For nearly a decade of her 30-year writing career, White Plains resident Carol Sterbenz had an ambitious goal in mind. A prolific and accomplished author on crafts, Sterbenz wanted to pen a detailed and exhaustive book on the subject, a how-to guide and history of the most prominent crafting practices rolled into one.
“I think in 1998, I started understanding that there was this universe of information that wasn’t in one volume anywhere,” said Sterbenz, 67. “I created a book proposal. I created table of contents. And the project was very expensive.”
Sterbenz was trying to figure out a realistic way to bring her project to fruition when in 2006 she received a phone call from Alexis Gargagliano, an editor at Scribner, a division of Simon & Schuster. Gargagliano, who had never worked with or even met Sterbenz, had an idea for a project – a comprehensive book on crafting.
“It was clear we were looking at sort of the same project from different perspectives,” Sterbenz recalls. “I realized I was in this conversation about this book that I had always imagined and loved, and it suddenly had a heartbeat.”
From that point, “Homemade: The Heart and Science of Handcrafts” took five years to write and on Oct. 18 finally hit stores. The nearly 800-page book has chapters on beading, floral arts, paper crafts, hand printing, decoupage, decorative embellishing and children’s arts and crafts. Each chapter contains a memoir from Sterbenz, a history on the particular technique and up to a dozen projects, with the difficulty escalating as each chapter goes on.
“This thorough, inviting, and lucidly written book deserves a place on a shelf in every home,” Cheryl Mendelson, a crafts author herself, wrote in an Amazon.com editorial review. “What makes this book special is its highly knowledgeable update of tradition through contemporary materials and techniques by someone full of ingenuity, who really knows her stuff and has plenty of exciting ideas for projects.”
In a sense, Sterbenz says her entire life has been preparing her to write Homemade. A retired elementary and middle school teacher and the daughter of a German carpenter, Sterbenz’s affinity for crafts goes back to her youth.
“My family believed that we should know how to cultivate a garden, how to embroider, that there were home arts that were very important,” she said. “We were curtailed in terms of TV so handwork was very important.”
Her career in publishing began in the 1970s, when she started submitting her designs to a magazine. Immediately, she was encouraged by the feedback she received.
“I got covers, I got assignments every month,” she said. “It appeared that I had something to offer the reading public. So I started my first book.”
Published in 1980, the book focused on one very specific subject: gnomes.
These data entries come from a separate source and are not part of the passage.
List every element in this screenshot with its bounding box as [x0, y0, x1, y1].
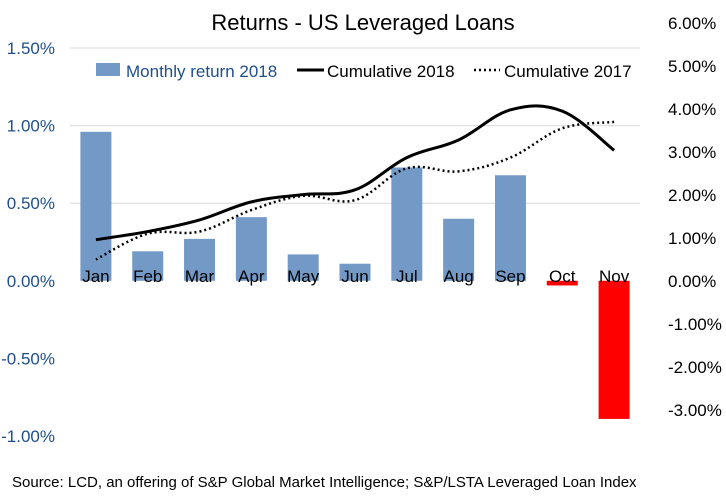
- category-label: Mar: [185, 267, 215, 286]
- bar-oct: [546, 280, 578, 286]
- left-axis-tick-label: -0.50%: [1, 349, 55, 368]
- bars: [80, 131, 630, 419]
- category-label: Aug: [444, 267, 474, 286]
- left-axis-tick-label: 0.00%: [7, 272, 55, 291]
- legend: Monthly return 2018 Cumulative 2018 Cumu…: [96, 62, 632, 81]
- category-label: Jun: [341, 267, 368, 286]
- right-axis-tick-label: 3.00%: [668, 143, 716, 162]
- category-label: Jan: [82, 267, 109, 286]
- category-label: Jul: [396, 267, 418, 286]
- bar-mar: [184, 238, 216, 281]
- lines: [95, 104, 616, 261]
- right-axis-tick-label: 1.00%: [668, 229, 716, 248]
- right-axis-tick-label: -1.00%: [668, 315, 722, 334]
- bar-nov: [598, 280, 630, 419]
- source-note: Source: LCD, an offering of S&P Global M…: [12, 474, 637, 491]
- right-axis-tick-label: 0.00%: [668, 272, 716, 291]
- left-axis-tick-label: 1.00%: [7, 117, 55, 136]
- line-cumulative-2018: [95, 104, 616, 242]
- right-axis-tick-label: 4.00%: [668, 100, 716, 119]
- left-axis-tick-label: 1.50%: [7, 39, 55, 58]
- left-axis-tick-label: 0.50%: [7, 194, 55, 213]
- bar-jun: [339, 263, 371, 281]
- category-label: May: [287, 267, 320, 286]
- category-label: Nov: [599, 267, 630, 286]
- right-axis-tick-label: 6.00%: [668, 14, 716, 33]
- category-labels: Jan Feb Mar Apr May Jun Jul Aug Sep Oct Nov: [82, 267, 630, 286]
- right-axis-tick-label: 2.00%: [668, 186, 716, 205]
- right-axis-tick-label: 5.00%: [668, 57, 716, 76]
- category-label: Sep: [495, 267, 525, 286]
- line-cumulative-2017: [95, 120, 615, 261]
- bar-jul: [391, 167, 423, 281]
- legend-label-cumulative-2018: Cumulative 2018: [327, 62, 455, 81]
- legend-swatch-monthly: [96, 63, 120, 76]
- category-label: Apr: [238, 267, 265, 286]
- left-axis-tick-label: -1.00%: [1, 427, 55, 446]
- right-axis-tick-label: -2.00%: [668, 358, 722, 377]
- bar-feb: [132, 251, 164, 281]
- bar-may: [287, 254, 319, 281]
- chart-title: Returns - US Leveraged Loans: [211, 10, 514, 35]
- right-axis-tick-label: -3.00%: [668, 401, 722, 420]
- grid: [70, 47, 640, 204]
- bar-aug: [443, 218, 475, 281]
- legend-label-cumulative-2017: Cumulative 2017: [504, 62, 632, 81]
- category-label: Feb: [133, 267, 162, 286]
- bar-sep: [494, 175, 526, 281]
- bar-jan: [80, 131, 112, 281]
- category-label: Oct: [549, 267, 576, 286]
- bar-apr: [235, 217, 267, 281]
- left-axis-ticks: -1.00% -0.50% 0.00% 0.50% 1.00% 1.50%: [1, 39, 55, 446]
- legend-label-monthly: Monthly return 2018: [126, 62, 277, 81]
- right-axis-ticks: -3.00% -2.00% -1.00% 0.00% 1.00% 2.00% 3.00% 4.…: [668, 14, 722, 420]
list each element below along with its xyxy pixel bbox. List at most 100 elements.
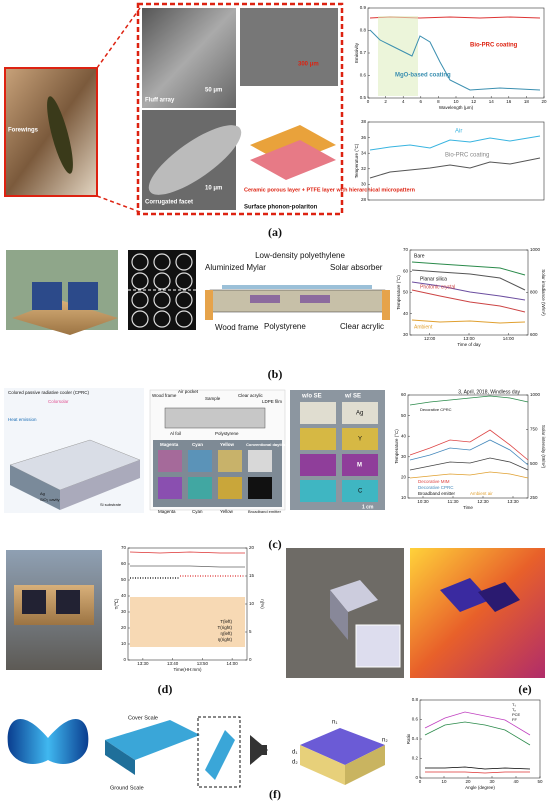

Titled “The Gnomes Book of Christmas Crafts,” it featured everything from how to decorate a Christmas tree the way a gnome might to designs for a gingerbread house. In her writing, she looked to give people guidance but let them do more than follow a blueprint. She wanted to give crafters the technique to make what they wanted, but the freedom to make it their own.
“I thought the format would be fun to work in,” she said. “I think what was sort of interesting to me, and I think what has sort of borne out, is that there’s an emotional component.”
In the three decades since, Sterbenz has published 25 books and even founded a magazine, called “Handcraft Illustrated.” She hoped everything she had learned in a lifetime of crafting – both the successes and the failures – could be put to use helping her readers.
“Every technique has been tested 30 or 40 times,” she explained. “So the mistakes that I make are not ones that the reader will need to make.”
Her work has seen growing success over the years. She’s appeared on ABC’s “The View,” NBC’s “The Today Show” and CBS’s Early Show, both promoting her books and lending her crafting expertise.
Her newest book contains around 200 techniques and 75 projects. Sterbenz said she did each one no less than four times, which helps explain why Gargagliano’s original timetable for the book’s release ended up being pushed back. Originally imagined as containing photographs for each piece, Sterbenz instead had the book illustrated by Harry Bates.
When she finally held the finished product in her hands, Sterbenz recalls being speechless.
“It was hard to catch my breath,” she said, and not just because at 775 pages the book is rather heavy.
Sterbenz has launched a website, http://www.makeithomemade.com/, which will soon have tutorials and videos on any kind of craft one can think of. A retired teacher, she’s now looking for ways her two careers can merge.
“I think my mission, definitely, is to teach,” she said. “It’s interesting how life sort of comes full circle, but I think I am sharing what I have learned.”
She already has one success story; her daughter, Genevieve Sterbenz, is also a published crafts writer. Moving forward, Carol Sterbenz plans to work with The Child Care Council of Westchester and hold community crafting events for children in her One City Place apartment building.
“I’ve heard it said that a carpenter with a hammer sees nails everywhere,” Sterbenz says in her book’s introduction. “I say a crafter with imagination sees handcrafts everywhere. I know I do.”